XML - Notation
by satheesh[ Edit ] 2010-01-28 10:32:16
The formal grammar of XML is given in this specification using a simple Extended Backus-Naur Form (EBNF) notation. Each rule in the grammar defines one symbol, in the form
symbol ::= expression
Symbols are written with an initial capital letter if they are the start symbol of a regular language, otherwise with an initial lowercase letter. Literal strings are quoted.
Within the expression on the right-hand side of a rule, the following expressions are used to match strings of one or more characters:
#xN
where N is a hexadecimal integer, the expression matches the character whose number (code point) in ISO/IEC 10646 is N. The number of leading zeros in the #xN form is insignificant.
[a-zA-Z], [#xN-#xN]
matches any Char with a value in the range(s) indicated (inclusive).
[abc], [#xN#xN#xN]
matches any Char with a value among the characters enumerated. Enumerations and ranges can be mixed in one set of brackets.
[^a-z], [^#xN-#xN]
matches any Char with a value outside the range indicated.
[^abc], [^#xN#xN#xN]
matches any Char with a value not among the characters given. Enumerations and ranges of forbidden values can be mixed in one set of brackets.
"string"
matches a literal string matching that given inside the double quotes.
'string'
matches a literal string matching that given inside the single quotes.
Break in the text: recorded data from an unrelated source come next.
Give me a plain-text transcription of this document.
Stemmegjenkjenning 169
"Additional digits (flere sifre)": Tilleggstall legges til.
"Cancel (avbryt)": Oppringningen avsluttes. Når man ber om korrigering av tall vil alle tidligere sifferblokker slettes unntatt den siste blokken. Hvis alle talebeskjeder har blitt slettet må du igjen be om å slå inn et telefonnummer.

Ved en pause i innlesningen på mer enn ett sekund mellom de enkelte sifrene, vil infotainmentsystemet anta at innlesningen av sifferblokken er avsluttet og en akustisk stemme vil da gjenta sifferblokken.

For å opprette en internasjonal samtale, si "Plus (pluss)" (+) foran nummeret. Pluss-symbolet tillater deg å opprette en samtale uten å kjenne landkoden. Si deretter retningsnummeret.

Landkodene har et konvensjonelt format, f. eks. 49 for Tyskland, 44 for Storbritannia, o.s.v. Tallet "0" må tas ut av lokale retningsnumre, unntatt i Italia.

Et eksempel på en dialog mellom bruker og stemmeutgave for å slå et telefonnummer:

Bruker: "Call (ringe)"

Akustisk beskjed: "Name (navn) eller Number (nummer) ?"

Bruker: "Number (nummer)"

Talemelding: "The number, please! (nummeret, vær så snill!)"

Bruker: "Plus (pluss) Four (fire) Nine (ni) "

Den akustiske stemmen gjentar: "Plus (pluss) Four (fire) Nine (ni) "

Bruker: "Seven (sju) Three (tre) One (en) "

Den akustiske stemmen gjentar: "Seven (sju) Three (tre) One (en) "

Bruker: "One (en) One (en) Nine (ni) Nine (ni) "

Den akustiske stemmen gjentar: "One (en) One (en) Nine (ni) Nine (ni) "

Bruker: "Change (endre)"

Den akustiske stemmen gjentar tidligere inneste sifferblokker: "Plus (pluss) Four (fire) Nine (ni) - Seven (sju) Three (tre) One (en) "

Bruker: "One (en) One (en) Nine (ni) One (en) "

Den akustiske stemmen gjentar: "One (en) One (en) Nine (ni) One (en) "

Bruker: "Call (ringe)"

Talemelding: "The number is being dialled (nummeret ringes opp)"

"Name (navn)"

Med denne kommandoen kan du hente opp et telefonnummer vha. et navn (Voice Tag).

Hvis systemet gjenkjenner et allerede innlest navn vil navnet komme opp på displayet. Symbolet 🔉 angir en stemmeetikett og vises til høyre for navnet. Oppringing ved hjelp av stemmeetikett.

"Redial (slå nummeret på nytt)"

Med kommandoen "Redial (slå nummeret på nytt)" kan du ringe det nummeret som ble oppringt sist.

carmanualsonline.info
These symbols may be combined to match more complex patterns as follows, where A and B represent simple expressions:
(expression)
expression is treated as a unit and may be combined as described in this list.
A?
matches A or nothing; optional A.
A B
matches A followed by B. This operator has higher precedence than alternation; thus A B | C D is identical to (A B) | (C D).
A | B
matches A or B.
A - B
matches any string that matches A but does not match B.
A+
matches one or more occurrences of A. Concatenation has higher precedence than alternation; thus A+ | B+ is identical to (A+) | (B+).
A*
matches zero or more occurrences of A. Concatenation has higher precedence than alternation; thus A* | B* is identical to (A*) | (B*).
Other notations used in the productions are:
/* ... */
comment.
[ wfc: ... ]
well-formedness constraint; this identifies by name a constraint on well-formed documents associated with a production.
[ vc: ... ]
validity constraint; this identifies by name a constraint on valid documents associated with a production.